C’est fou comme 7h20 de voyage et de balancement ferroviaire ça peut faire planer les pensées…
Je regardais filer la voie derrière moi comme la page d’une année qu’on tourne (car les saisons musicales, interrompues par la pause estivale rythment plus ma vie que le calendrier). Et je la trouvais plutôt jolie, cette voie, soit dit en passant.
Je pensais aussi aux habitudes qu’on prend dans une maison de famille et aux choses qu’on en attend quand on y va de manière récurrente. À cet instant, mon ventre gargouillant rêve de framboises et de cèpes. Mes mains se réjouissent de patouiller dans les poils du félin. Mes zygomatiques attendent ma nièce rieuse de pied ferme. Mon crâne se prépare à rencontrer pendant quelques jours le haut des portes, trop bas placé, de notre vieille ferme.
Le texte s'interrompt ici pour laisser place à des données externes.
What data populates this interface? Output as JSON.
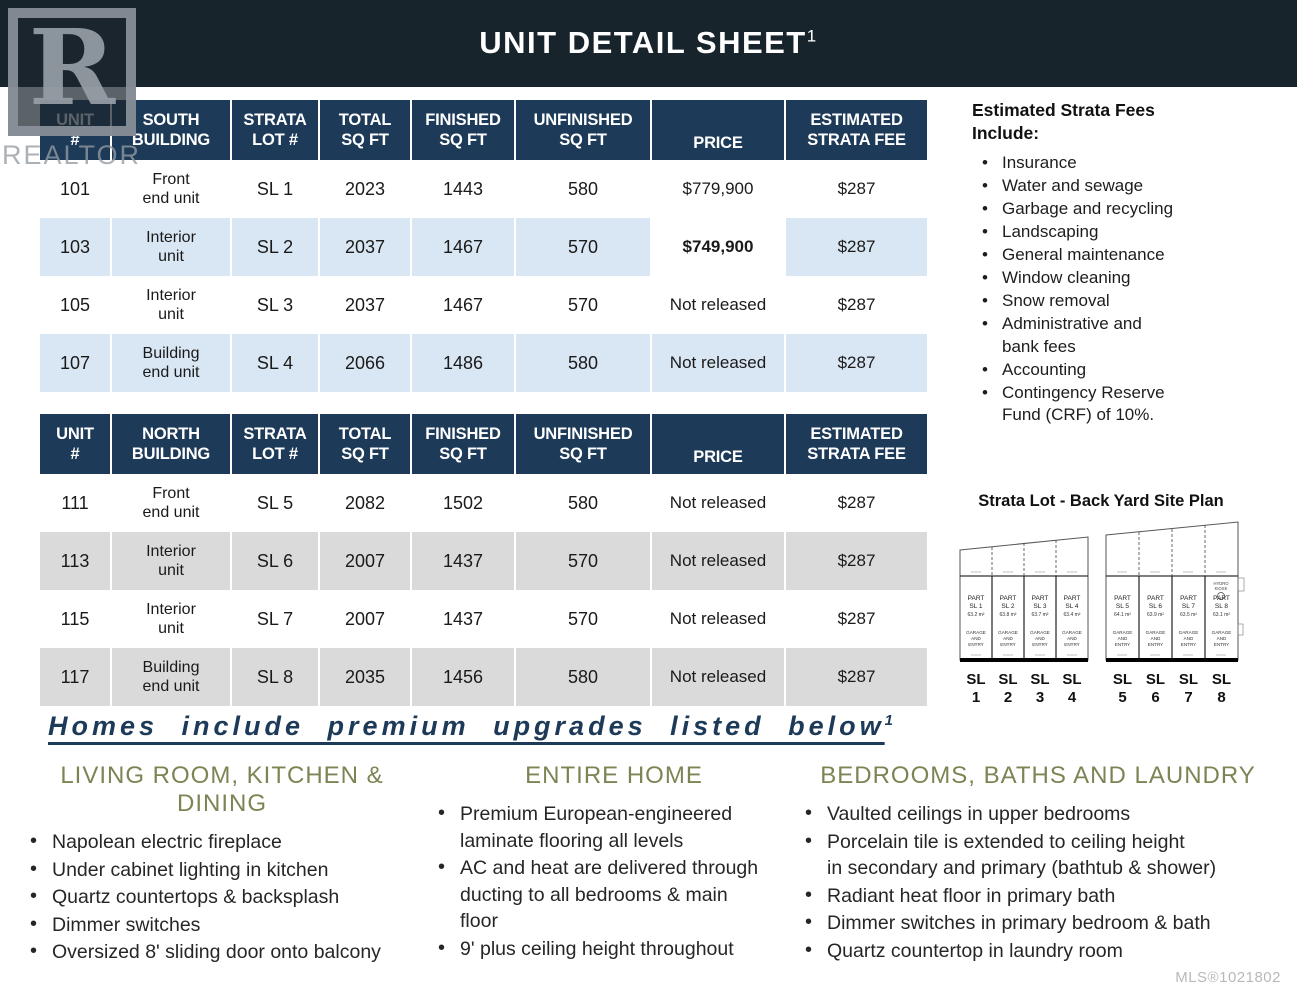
{
  "header": {
    "title": "UNIT DETAIL SHEET",
    "superscript": "1"
  },
  "watermark": {
    "letter": "R",
    "label": "REALTOR"
  },
  "colors": {
    "band": "#17242c",
    "table_header": "#1d3a58",
    "row_blue": "#d9e6f3",
    "row_gray": "#dadada",
    "accent_green": "#7d8454",
    "heading_navy": "#1d3a58"
  },
  "tables": [
    {
      "headers": [
        "UNIT\n#",
        "SOUTH\nBUILDING",
        "STRATA\nLOT #",
        "TOTAL\nSQ FT",
        "FINISHED\nSQ FT",
        "UNFINISHED\nSQ FT",
        "PRICE",
        "ESTIMATED\nSTRATA FEE"
      ],
      "rows": [
        {
          "unit": "101",
          "type": "Front\nend unit",
          "strata_lot": "SL 1",
          "total_sqft": "2023",
          "finished_sqft": "1443",
          "unfinished_sqft": "580",
          "price": "$779,900",
          "strata_fee": "$287"
        },
        {
          "unit": "103",
          "type": "Interior\nunit",
          "strata_lot": "SL 2",
          "total_sqft": "2037",
          "finished_sqft": "1467",
          "unfinished_sqft": "570",
          "price": "$749,900",
          "strata_fee": "$287"
        },
        {
          "unit": "105",
          "type": "Interior\nunit",
          "strata_lot": "SL 3",
          "total_sqft": "2037",
          "finished_sqft": "1467",
          "unfinished_sqft": "570",
          "price": "Not released",
          "strata_fee": "$287"
        },
        {
          "unit": "107",
          "type": "Building\nend unit",
          "strata_lot": "SL 4",
          "total_sqft": "2066",
          "finished_sqft": "1486",
          "unfinished_sqft": "580",
          "price": "Not released",
          "strata_fee": "$287"
        }
      ]
    },
    {
      "headers": [
        "UNIT\n#",
        "NORTH\nBUILDING",
        "STRATA\nLOT #",
        "TOTAL\nSQ FT",
        "FINISHED\nSQ FT",
        "UNFINISHED\nSQ FT",
        "PRICE",
        "ESTIMATED\nSTRATA FEE"
      ],
      "rows": [
        {
          "unit": "111",
          "type": "Front\nend unit",
          "strata_lot": "SL 5",
          "total_sqft": "2082",
          "finished_sqft": "1502",
          "unfinished_sqft": "580",
          "price": "Not released",
          "strata_fee": "$287"
        },
        {
          "unit": "113",
          "type": "Interior\nunit",
          "strata_lot": "SL 6",
          "total_sqft": "2007",
          "finished_sqft": "1437",
          "unfinished_sqft": "570",
          "price": "Not released",
          "strata_fee": "$287"
        },
        {
          "unit": "115",
          "type": "Interior\nunit",
          "strata_lot": "SL 7",
          "total_sqft": "2007",
          "finished_sqft": "1437",
          "unfinished_sqft": "570",
          "price": "Not released",
          "strata_fee": "$287"
        },
        {
          "unit": "117",
          "type": "Building\nend unit",
          "strata_lot": "SL 8",
          "total_sqft": "2035",
          "finished_sqft": "1456",
          "unfinished_sqft": "580",
          "price": "Not released",
          "strata_fee": "$287"
        }
      ]
    }
  ],
  "strata_fees": {
    "heading": "Estimated Strata Fees\nInclude:",
    "items": [
      "Insurance",
      "Water and sewage",
      "Garbage and recycling",
      "Landscaping",
      "General maintenance",
      "Window cleaning",
      "Snow removal",
      "Administrative and\nbank fees",
      "Accounting",
      "Contingency Reserve\nFund (CRF) of 10%."
    ]
  },
  "site_plan": {
    "title": "Strata Lot - Back Yard Site Plan",
    "garage_note": [
      "GARAGE",
      "AND",
      "ENTRY"
    ],
    "sl8_note": [
      "HYDRO",
      "KIOSK"
    ],
    "lots": [
      {
        "part": "PART",
        "lot": "SL 1",
        "area": "63.2 m²",
        "label_top": "SL",
        "label_num": "1"
      },
      {
        "part": "PART",
        "lot": "SL 2",
        "area": "63.8 m²",
        "label_top": "SL",
        "label_num": "2"
      },
      {
        "part": "PART",
        "lot": "SL 3",
        "area": "63.7 m²",
        "label_top": "SL",
        "label_num": "3"
      },
      {
        "part": "PART",
        "lot": "SL 4",
        "area": "63.4 m²",
        "label_top": "SL",
        "label_num": "4"
      },
      {
        "part": "PART",
        "lot": "SL 5",
        "area": "64.1 m²",
        "label_top": "SL",
        "label_num": "5"
      },
      {
        "part": "PART",
        "lot": "SL 6",
        "area": "63.9 m²",
        "label_top": "SL",
        "label_num": "6"
      },
      {
        "part": "PART",
        "lot": "SL 7",
        "area": "63.5 m²",
        "label_top": "SL",
        "label_num": "7"
      },
      {
        "part": "PART",
        "lot": "SL 8",
        "area": "63.1 m²",
        "label_top": "SL",
        "label_num": "8"
      }
    ]
  },
  "upgrades": {
    "heading": "Homes include premium upgrades listed below",
    "superscript": "1",
    "columns": [
      {
        "title": "LIVING ROOM, KITCHEN & DINING",
        "items": [
          "Napolean electric fireplace",
          "Under cabinet lighting in kitchen",
          "Quartz countertops & backsplash",
          "Dimmer switches",
          "Oversized 8' sliding door onto balcony"
        ]
      },
      {
        "title": "ENTIRE HOME",
        "items": [
          "Premium European-engineered\nlaminate flooring all levels",
          "AC and heat are delivered through\nducting to all bedrooms & main\nfloor",
          "9' plus ceiling height throughout"
        ]
      },
      {
        "title": "BEDROOMS, BATHS AND LAUNDRY",
        "items": [
          "Vaulted ceilings in upper bedrooms",
          "Porcelain tile is extended to ceiling height\nin secondary and primary (bathtub &  shower)",
          "Radiant heat floor in primary bath",
          "Dimmer switches in primary bedroom & bath",
          "Quartz countertop in laundry room"
        ]
      }
    ]
  },
  "footer": {
    "mls": "MLS®1021802"
  }
}
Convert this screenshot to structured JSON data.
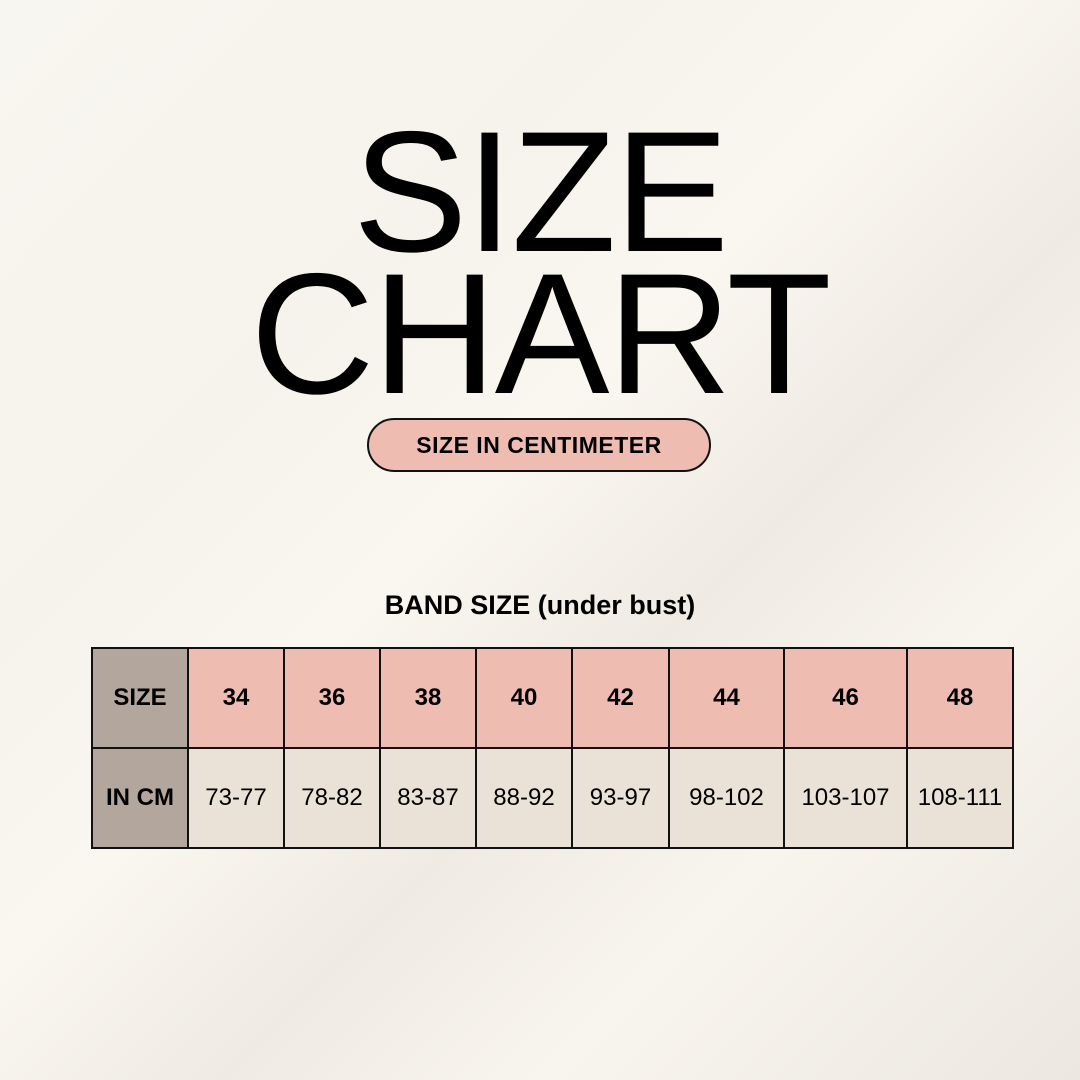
{
  "title": {
    "line1": "SIZE",
    "line2": "CHART"
  },
  "unit_badge": "SIZE IN CENTIMETER",
  "table_caption": "BAND SIZE (under bust)",
  "table": {
    "row_headers": [
      "SIZE",
      "IN CM"
    ],
    "sizes": [
      "34",
      "36",
      "38",
      "40",
      "42",
      "44",
      "46",
      "48"
    ],
    "cm_ranges": [
      "73-77",
      "78-82",
      "83-87",
      "88-92",
      "93-97",
      "98-102",
      "103-107",
      "108-111"
    ]
  },
  "colors": {
    "header_cell": "#b3a69d",
    "size_cell": "#eebcb0",
    "cm_cell": "#eae2d7",
    "background": "#f8f6f0"
  }
}
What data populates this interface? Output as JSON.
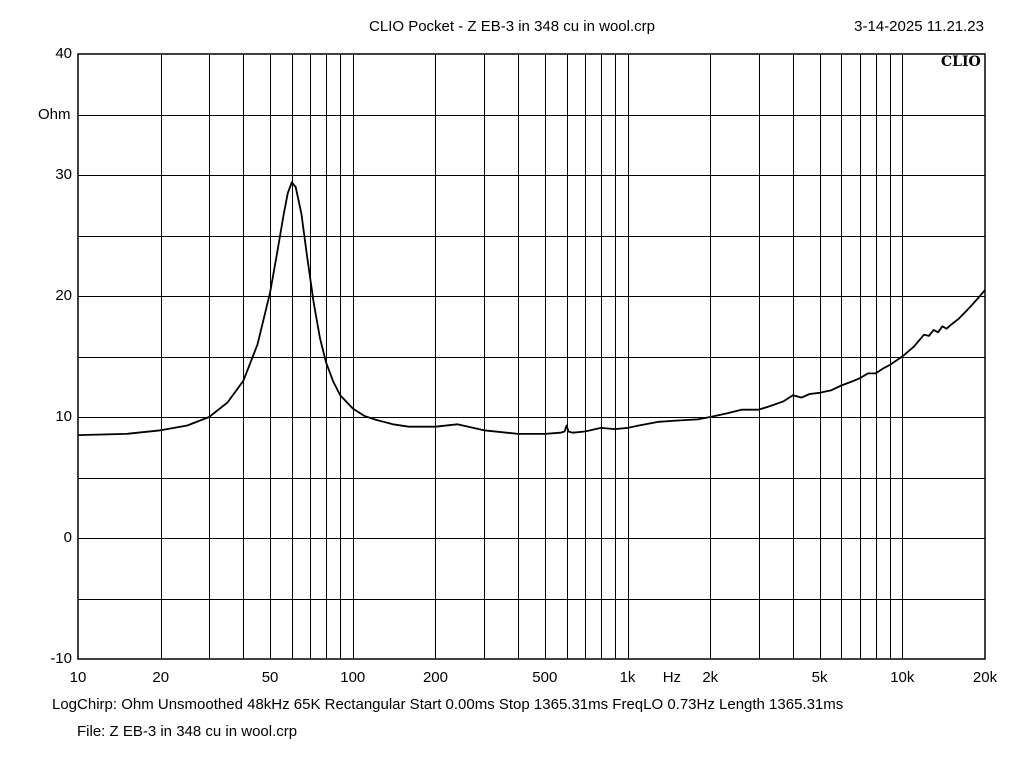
{
  "header": {
    "title": "CLIO Pocket - Z EB-3 in 348 cu in wool.crp",
    "timestamp": "3-14-2025 11.21.23",
    "brand": "CLIO"
  },
  "footer": {
    "settings": "LogChirp:  Ohm   Unsmoothed   48kHz   65K   Rectangular   Start 0.00ms    Stop 1365.31ms    FreqLO 0.73Hz    Length 1365.31ms",
    "file": "File: Z EB-3 in 348 cu in wool.crp"
  },
  "chart_data": {
    "type": "line",
    "title": "CLIO Pocket - Z EB-3 in 348 cu in wool.crp",
    "ylabel": "Ohm",
    "xlabel": "Hz",
    "x_scale": "log",
    "xlim": [
      10,
      20000
    ],
    "ylim": [
      -10,
      40
    ],
    "grid": true,
    "line_color": "#000000",
    "y_ticks": [
      {
        "value": 40,
        "label": "40"
      },
      {
        "value": 30,
        "label": "30"
      },
      {
        "value": 20,
        "label": "20"
      },
      {
        "value": 10,
        "label": "10"
      },
      {
        "value": 0,
        "label": "0"
      },
      {
        "value": -10,
        "label": "-10"
      }
    ],
    "x_ticks": [
      {
        "value": 10,
        "label": "10"
      },
      {
        "value": 20,
        "label": "20"
      },
      {
        "value": 50,
        "label": "50"
      },
      {
        "value": 100,
        "label": "100"
      },
      {
        "value": 200,
        "label": "200"
      },
      {
        "value": 500,
        "label": "500"
      },
      {
        "value": 1000,
        "label": "1k"
      },
      {
        "value": 2000,
        "label": "2k"
      },
      {
        "value": 5000,
        "label": "5k"
      },
      {
        "value": 10000,
        "label": "10k"
      },
      {
        "value": 20000,
        "label": "20k"
      }
    ],
    "series": [
      {
        "x": [
          10,
          15,
          20,
          25,
          30,
          35,
          40,
          45,
          50,
          53,
          56,
          58,
          60,
          62,
          65,
          68,
          72,
          76,
          80,
          85,
          90,
          100,
          110,
          120,
          140,
          160,
          200,
          240,
          300,
          400,
          500,
          570,
          590,
          600,
          610,
          630,
          700,
          800,
          900,
          1000,
          1100,
          1300,
          1500,
          1800,
          2000,
          2300,
          2600,
          3000,
          3300,
          3700,
          4000,
          4300,
          4600,
          5000,
          5500,
          6000,
          6500,
          7000,
          7500,
          8000,
          8500,
          9000,
          10000,
          11000,
          12000,
          12500,
          13000,
          13500,
          14000,
          14500,
          15000,
          16000,
          17000,
          18000,
          19000,
          20000
        ],
        "y": [
          8.5,
          8.6,
          8.9,
          9.3,
          10.0,
          11.2,
          13.0,
          16.0,
          20.3,
          23.5,
          26.7,
          28.5,
          29.4,
          29.0,
          26.8,
          23.5,
          19.5,
          16.5,
          14.5,
          12.9,
          11.8,
          10.7,
          10.1,
          9.8,
          9.4,
          9.2,
          9.2,
          9.4,
          8.9,
          8.6,
          8.6,
          8.7,
          8.8,
          9.3,
          8.8,
          8.7,
          8.8,
          9.1,
          9.0,
          9.1,
          9.3,
          9.6,
          9.7,
          9.8,
          10.0,
          10.3,
          10.6,
          10.6,
          10.9,
          11.3,
          11.8,
          11.6,
          11.9,
          12.0,
          12.2,
          12.6,
          12.9,
          13.2,
          13.6,
          13.6,
          14.0,
          14.3,
          15.0,
          15.8,
          16.8,
          16.7,
          17.2,
          17.0,
          17.5,
          17.3,
          17.6,
          18.1,
          18.7,
          19.3,
          19.9,
          20.5
        ]
      }
    ]
  }
}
Mes oreilles attendent dès ce soir des hululements de chouettes, ou même quelques glapissements de renards. Mes pieds auront sûrement envie de shooter dans l’horrible cabot agressif des voisins, aussi. Mais ils se consoleront de cette inavouable pulsion en se promenant sur des chemins déserts.
En arrivant j’embrasserai tout le monde, et puis j’irai sur le balcon respirer la vue sur la Vanoise. De plaisir, de soirée, de fatigue ou de fraîcheur, je sais déjà qu’un frisson viendra me chatouiller la nuque et que j’en sourirai.